But he also frankly recognizes that the countries with lots of oil don't currnently see much reason to give the world's international oil companies a large share of the current oil windfall, in part because some of them don't have much need the international oil companies.  Scaroni:

It’s their oil not mine. As a consequence we will have access to their oil as long as we bring something they cannot have by themselves. What do we bring — technology, project management capability, investment — something that adds value to them. If we do not add value we are out. Try going into Saudi Arabia and help Aramco to extract the easy oil. They don’t need us. First of all they are a good company. Second the oil is easy. Why should they share something they can do by themselves.

Scaroni also recognizes that countries will try to renegotiate contracts that were based on a much lower assumed oil price should oil prices rise unexpectedly, just as companies will try to rengotiate contracts when oil prices are lower than expected.

The second concept that I learned is that when oil prices move from $50 to $60 you cannot expect that this $10 difference falls into your pocket. You’d be happy if half of it went to you. All over the globe, there has been a big push to change the terms of the agreements over the past three years .... The same thing happens when prices fall. This time we renegotiate.

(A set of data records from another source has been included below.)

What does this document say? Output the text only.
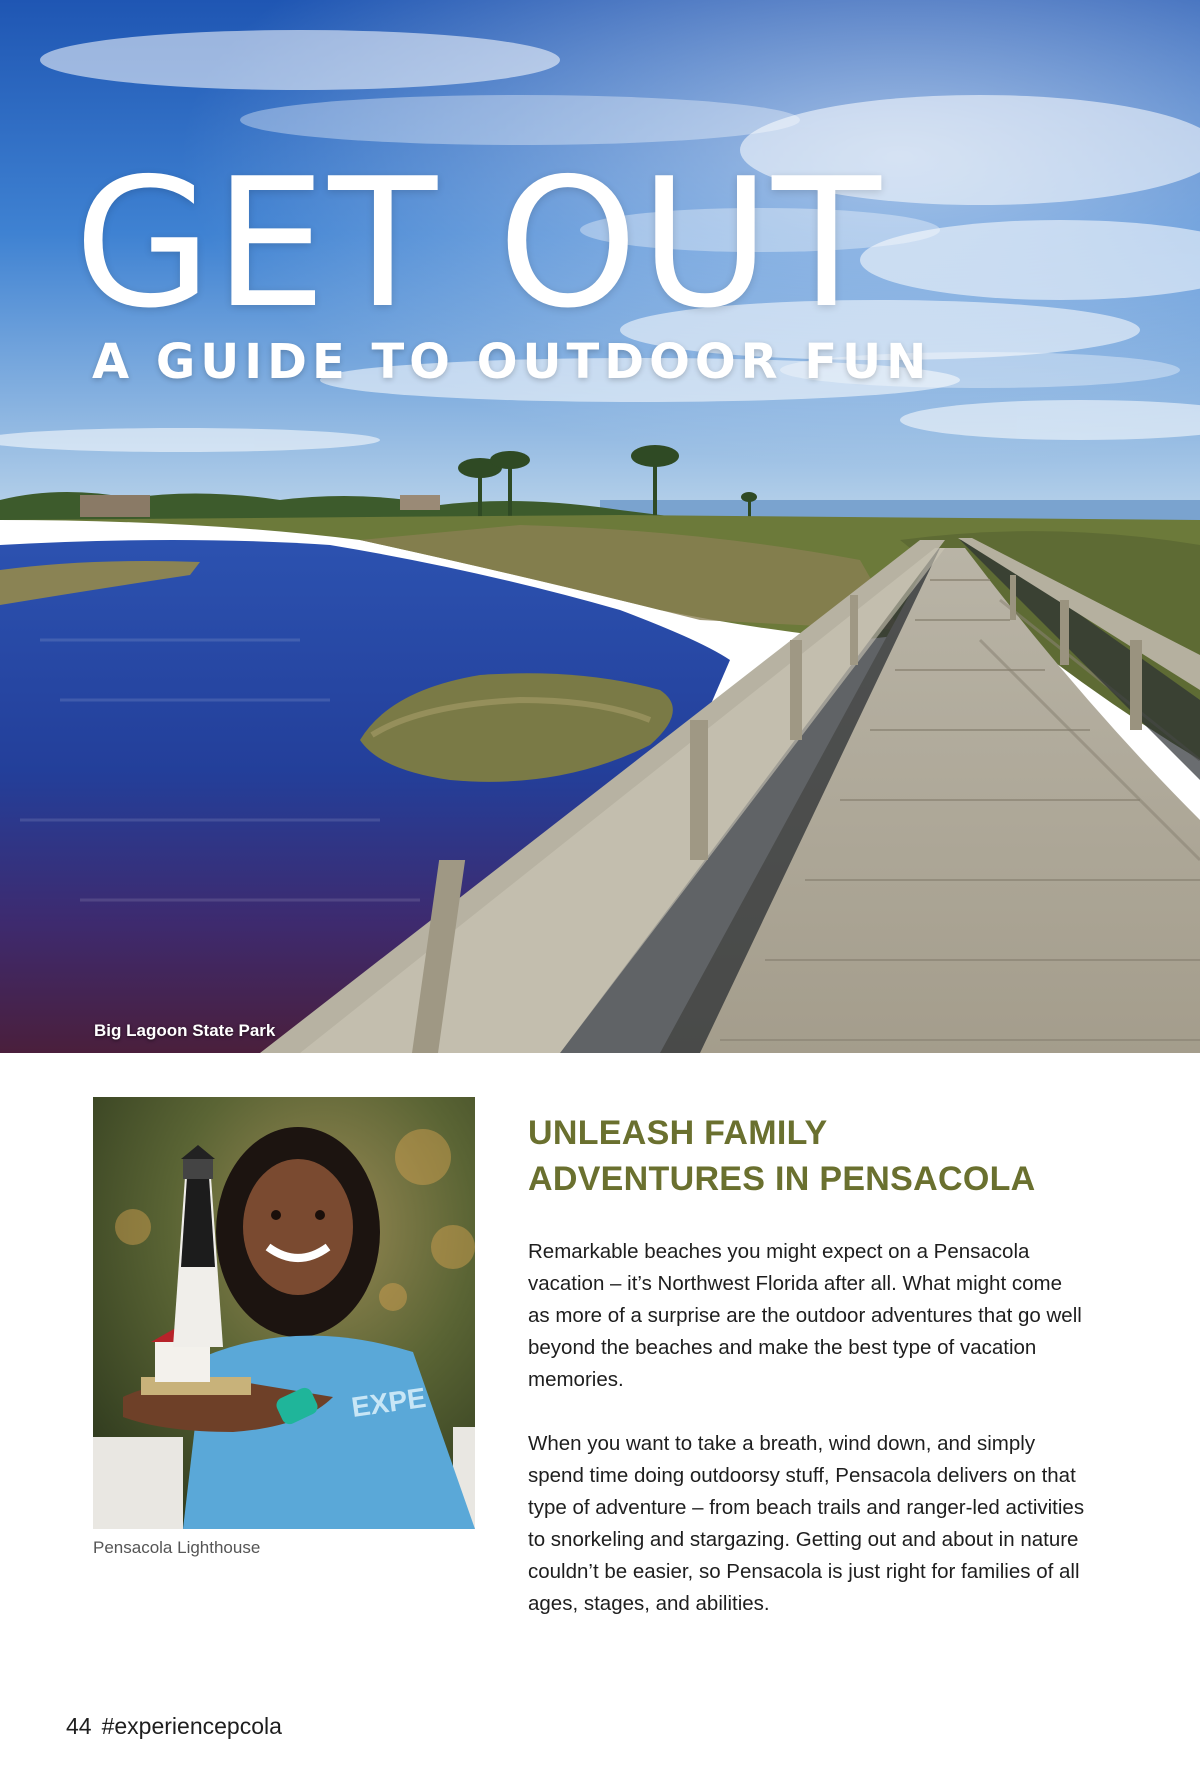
GET OUT
A GUIDE TO OUTDOOR FUN
Big Lagoon State Park
EXPE
Pensacola Lighthouse
UNLEASH FAMILY
ADVENTURES IN PENSACOLA

Remarkable beaches you might expect on a Pensacola vacation – it’s Northwest Florida after all. What might come as more of a surprise are the outdoor adventures that go well beyond the beaches and make the best type of vacation memories.

When you want to take a breath, wind down, and simply spend time doing outdoorsy stuff, Pensacola delivers on that type of adventure – from beach trails and ranger-led activities to snorkeling and stargazing. Getting out and about in nature couldn’t be easier, so Pensacola is just right for families of all ages, stages, and abilities.

44 #experiencepcola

When oil prices went down in the 1990’s, we renegotiated. But if renegotiation goes too far, and international oil companies leave, and then production starts to drop. At that point governments understand that the terms and conditions are important and that we have our own interest. 

That seems about right to me.  

The countries that have the oil will utlimately decide how much of their oil they want to produce right now, and who they want to produce the oil.  Sometimes, they may not necessarily want to produce as much as they can at the lowest possible cost -- ultimately, that is their choice.  It is their oil.

And what of the countries that don't have the oil needed to meet their domestic demand?  They aren't likely to have a lot of influence over the policies of the oil producers.  But they certainly can adopt policies to reduce their own demand for oil -- and thus their exposure to the policy choices made by the world's oil exporters.

One of Scaroni's factoids: If US cars were as efficient as European cars, that would save 4mbd.  That is as much as Iran produces, and more than it exports.  Worth pondering.